Remote Coaching or Face to Face Coaching - What’s More Effective? Shattering The Myth of Remote Coaching
With more business conducted across online communication platforms and more sales teams operating in a virtual environment, many sales managers question how proficient they can be at coaching their team at a distance—especially if they have never been shown how to do so effectively.
While you may not always be in the same room as the person you are coaching, you can schedule regular coaching sessions over the telephone, or using an online application such as Skype, Live Meeting or GoToMeeting.
Now, I’m certainly not disputing the value of coaching someone face to face and the additional things that can be observed when doing so. However, a large majority of managers do not often have the luxury of calling a face-to-face meeting and instead find themselves supporting, coaching, and managing their people over the telephone. As such, developing and strengthening your telephone coaching skills becomes essential to leveraging every coaching opportunity you have with your team.
More and more, remote coaching is quickly becoming the norm and not the exception. In my twenty-plus years of coaching thousands of managers and salespeople, at least 95% of all the coaching I have done has been over the telephone. Not only has remote coaching been proven to be incredibly effective but it is also highly efficient. If delivered effectively, coaching at a distance can save you a considerable amount of time as it relates to scheduling limitations as well as travel time. Managers also have the opportunity to do more impromptu coaching and have check in calls with their team, whether it’s to build accountability, reinforce a message, handle a timely challenge or even to celebrate a win. This ‘just in time’ coaching can now be delivered when your people need it most.
Some managers may think they are at a disadvantage coaching remotely, and as a result, don’t put forth the effort and attempt to coach at a distance. These managers mistakenly believe they cannot effectively coach their people if they are not in front of them. They feel they are unable to ‘observe’ their team in the field if they are not physically present with them.
However, there are just as many managers who feel remote coaching works better for a variety of reasons. After all, the focus needs to be on the message and many managers feel that when coaching remotely, they don’t have any other visual distractions that can take away from listening purely to the spoken word.
In addition, you actually do have the opportunity to observe your team ‘in the field.’ Granted, your direct report may not be next to you when they’re delivering a presentation or a pitch but you can schedule a conference call with the salesperson and listen in while that person makes follow up calls to prospects or customers or when they’re cold calling, should cold calling be part of that person’s responsibility.
And even though you’re not physically present, you can observe other things as well that go beyond simply what you’re hearing. For example, whether you’ve scheduled a time for a coaching session or a time to observe them over the telephone, are they prepared for their meeting with you? Are they efficient and organized? Do they have their notes, call list, objectives and expectations clearly mapped out? Are they focused or distracted?

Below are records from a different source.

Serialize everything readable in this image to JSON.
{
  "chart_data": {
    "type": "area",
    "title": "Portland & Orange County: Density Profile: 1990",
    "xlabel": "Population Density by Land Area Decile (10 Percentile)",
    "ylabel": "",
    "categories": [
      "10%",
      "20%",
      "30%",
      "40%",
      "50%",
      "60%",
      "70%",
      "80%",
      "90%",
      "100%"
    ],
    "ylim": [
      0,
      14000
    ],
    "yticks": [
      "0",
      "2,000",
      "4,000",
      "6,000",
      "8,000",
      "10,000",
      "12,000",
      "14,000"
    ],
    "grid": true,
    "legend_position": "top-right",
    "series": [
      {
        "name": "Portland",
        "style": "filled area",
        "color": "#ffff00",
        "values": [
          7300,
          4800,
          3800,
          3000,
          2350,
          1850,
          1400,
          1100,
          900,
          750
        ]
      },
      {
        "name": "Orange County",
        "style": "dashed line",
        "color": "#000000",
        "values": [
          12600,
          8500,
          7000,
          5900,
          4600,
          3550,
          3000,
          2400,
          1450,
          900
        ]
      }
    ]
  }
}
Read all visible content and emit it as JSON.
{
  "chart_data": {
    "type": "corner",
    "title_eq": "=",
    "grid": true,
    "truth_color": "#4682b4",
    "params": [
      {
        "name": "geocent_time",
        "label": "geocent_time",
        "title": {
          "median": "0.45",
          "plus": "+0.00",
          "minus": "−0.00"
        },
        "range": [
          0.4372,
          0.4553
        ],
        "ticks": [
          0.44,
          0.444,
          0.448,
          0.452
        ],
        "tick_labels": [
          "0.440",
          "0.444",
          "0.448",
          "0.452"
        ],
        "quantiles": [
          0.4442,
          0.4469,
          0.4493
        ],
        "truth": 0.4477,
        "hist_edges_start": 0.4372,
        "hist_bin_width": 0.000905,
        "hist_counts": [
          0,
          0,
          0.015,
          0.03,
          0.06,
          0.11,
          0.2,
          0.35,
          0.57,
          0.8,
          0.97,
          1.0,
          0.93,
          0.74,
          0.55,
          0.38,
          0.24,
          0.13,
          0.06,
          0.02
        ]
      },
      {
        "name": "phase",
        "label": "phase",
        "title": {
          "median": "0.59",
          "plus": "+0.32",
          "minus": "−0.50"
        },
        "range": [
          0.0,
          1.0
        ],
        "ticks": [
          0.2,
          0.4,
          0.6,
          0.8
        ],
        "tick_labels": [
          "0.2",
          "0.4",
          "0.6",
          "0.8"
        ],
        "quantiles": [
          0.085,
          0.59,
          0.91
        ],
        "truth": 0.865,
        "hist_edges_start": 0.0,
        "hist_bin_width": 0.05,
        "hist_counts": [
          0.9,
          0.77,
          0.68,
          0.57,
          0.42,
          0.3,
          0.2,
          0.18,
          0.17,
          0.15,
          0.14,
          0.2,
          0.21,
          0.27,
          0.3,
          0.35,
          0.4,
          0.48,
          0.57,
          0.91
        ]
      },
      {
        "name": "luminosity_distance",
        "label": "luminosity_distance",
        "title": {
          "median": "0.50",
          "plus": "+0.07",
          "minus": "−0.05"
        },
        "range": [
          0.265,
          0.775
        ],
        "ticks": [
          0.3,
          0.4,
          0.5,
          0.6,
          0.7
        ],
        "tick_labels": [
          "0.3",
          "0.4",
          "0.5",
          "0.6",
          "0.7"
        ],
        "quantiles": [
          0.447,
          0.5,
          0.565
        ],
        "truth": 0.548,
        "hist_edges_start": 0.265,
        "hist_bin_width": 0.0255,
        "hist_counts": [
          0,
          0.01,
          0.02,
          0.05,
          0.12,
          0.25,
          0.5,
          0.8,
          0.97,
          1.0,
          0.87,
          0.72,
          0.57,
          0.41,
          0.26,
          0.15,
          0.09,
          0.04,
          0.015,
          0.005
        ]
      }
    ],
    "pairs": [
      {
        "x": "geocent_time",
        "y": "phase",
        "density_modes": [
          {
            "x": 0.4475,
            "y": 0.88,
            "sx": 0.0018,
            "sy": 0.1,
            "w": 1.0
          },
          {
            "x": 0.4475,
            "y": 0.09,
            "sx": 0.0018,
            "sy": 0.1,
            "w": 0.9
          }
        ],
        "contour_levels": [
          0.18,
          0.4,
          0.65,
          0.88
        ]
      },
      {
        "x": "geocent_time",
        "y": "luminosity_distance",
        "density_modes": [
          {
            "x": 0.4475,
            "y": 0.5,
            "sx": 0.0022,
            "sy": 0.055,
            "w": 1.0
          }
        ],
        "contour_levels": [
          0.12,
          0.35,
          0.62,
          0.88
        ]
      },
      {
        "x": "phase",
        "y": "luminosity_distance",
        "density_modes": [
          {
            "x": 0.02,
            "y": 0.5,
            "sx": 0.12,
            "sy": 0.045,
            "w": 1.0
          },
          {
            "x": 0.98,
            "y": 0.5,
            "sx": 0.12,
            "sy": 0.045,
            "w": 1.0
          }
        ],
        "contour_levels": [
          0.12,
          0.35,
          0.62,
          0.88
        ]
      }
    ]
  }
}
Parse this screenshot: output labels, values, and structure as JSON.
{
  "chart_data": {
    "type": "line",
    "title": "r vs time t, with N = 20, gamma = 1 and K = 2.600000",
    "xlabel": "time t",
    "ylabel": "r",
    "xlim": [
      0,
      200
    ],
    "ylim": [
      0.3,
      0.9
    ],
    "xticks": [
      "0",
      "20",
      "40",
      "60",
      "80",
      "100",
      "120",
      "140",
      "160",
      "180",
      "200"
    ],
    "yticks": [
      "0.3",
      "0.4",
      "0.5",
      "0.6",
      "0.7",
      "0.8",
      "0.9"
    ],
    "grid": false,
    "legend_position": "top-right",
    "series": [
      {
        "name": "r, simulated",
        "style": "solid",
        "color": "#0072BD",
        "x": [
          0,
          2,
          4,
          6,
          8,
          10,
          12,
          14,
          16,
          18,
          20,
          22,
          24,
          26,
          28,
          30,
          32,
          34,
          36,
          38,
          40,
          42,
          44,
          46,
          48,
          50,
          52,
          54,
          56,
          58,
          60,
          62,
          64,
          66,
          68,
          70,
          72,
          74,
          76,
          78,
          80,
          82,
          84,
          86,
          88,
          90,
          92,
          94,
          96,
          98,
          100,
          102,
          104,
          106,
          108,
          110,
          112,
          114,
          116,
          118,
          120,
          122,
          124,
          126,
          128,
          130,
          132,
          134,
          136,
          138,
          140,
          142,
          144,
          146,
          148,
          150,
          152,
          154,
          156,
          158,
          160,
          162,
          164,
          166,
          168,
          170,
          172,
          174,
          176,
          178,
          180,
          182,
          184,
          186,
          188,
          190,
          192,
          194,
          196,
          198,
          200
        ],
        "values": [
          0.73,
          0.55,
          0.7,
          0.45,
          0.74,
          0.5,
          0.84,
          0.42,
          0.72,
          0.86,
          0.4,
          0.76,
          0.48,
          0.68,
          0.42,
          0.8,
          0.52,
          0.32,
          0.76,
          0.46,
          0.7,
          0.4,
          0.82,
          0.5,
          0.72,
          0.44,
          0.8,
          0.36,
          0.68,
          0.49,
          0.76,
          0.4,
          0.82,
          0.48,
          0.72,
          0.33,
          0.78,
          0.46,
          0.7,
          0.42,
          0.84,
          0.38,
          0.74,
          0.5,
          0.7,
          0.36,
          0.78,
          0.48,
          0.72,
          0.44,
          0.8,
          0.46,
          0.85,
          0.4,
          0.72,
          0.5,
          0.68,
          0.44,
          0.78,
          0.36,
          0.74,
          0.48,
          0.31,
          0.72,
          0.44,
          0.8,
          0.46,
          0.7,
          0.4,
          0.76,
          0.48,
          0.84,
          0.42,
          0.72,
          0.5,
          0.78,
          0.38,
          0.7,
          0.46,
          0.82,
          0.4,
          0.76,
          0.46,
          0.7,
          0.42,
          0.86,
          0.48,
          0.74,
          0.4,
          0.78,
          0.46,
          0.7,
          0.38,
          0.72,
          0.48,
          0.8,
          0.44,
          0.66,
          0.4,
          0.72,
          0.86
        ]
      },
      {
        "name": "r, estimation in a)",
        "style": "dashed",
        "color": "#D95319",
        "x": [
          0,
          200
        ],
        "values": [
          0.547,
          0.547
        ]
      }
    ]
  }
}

In many cases, if the telephone is the main communication tool for your salespeople, whether they are presenting, following up, handling a customer issue or prospecting, it only makes sense to observe and coach them using the same communication platform. This will give you more of a realistic sense of what they are doing, what they are saying and how they come across. After all, if the telephone is predominantly what your salespeople are using when communicating with your prospects and customers, it only makes sense for you to listen to them and what they sound like over the same medium. In this case, conducting skill practice scenarios and role plays face to face rather than on the phone is actually more of a simulated environment than a realistic one!
So, what else can you observe at a distance? If you’re on the phone listening to one of your salespeople make cold calls or follow up calls to your prospects or customers, are you observing not only what they’re saying but what they are not saying? Are you being mindful of their tone, pacing, resonance and the confidence they exude through the phone? By knowing what to listen for during a remote coaching session or observation session, you’ll find that you will be able to uncover many valuable coaching opportunities, without having to be physically present with your team.
Of course, when coaching remotely, that does not mean you now have the license to check your emails, instant messages or text messages on your phone while doing so, just because your direct report can’t see you through a phone line! I guarantee, they can still tell when you are distracted by something else and as such, are not listening or fully engaged in the conversation.
When coaching remotely, you must fine tune your listening and focus purely on the message, what is being said as well as what is not being said. Otherwise, you’re sure to miss out on subtleties in the conversation which can result in a missed coaching opportunity that is sure to dilute the impact of your coaching.
Realize that whether you are coaching face to face or remotely, the same tools, strategy and coaching framework still work, are applicable and are just as effective, regardless of the environment in which you are coaching.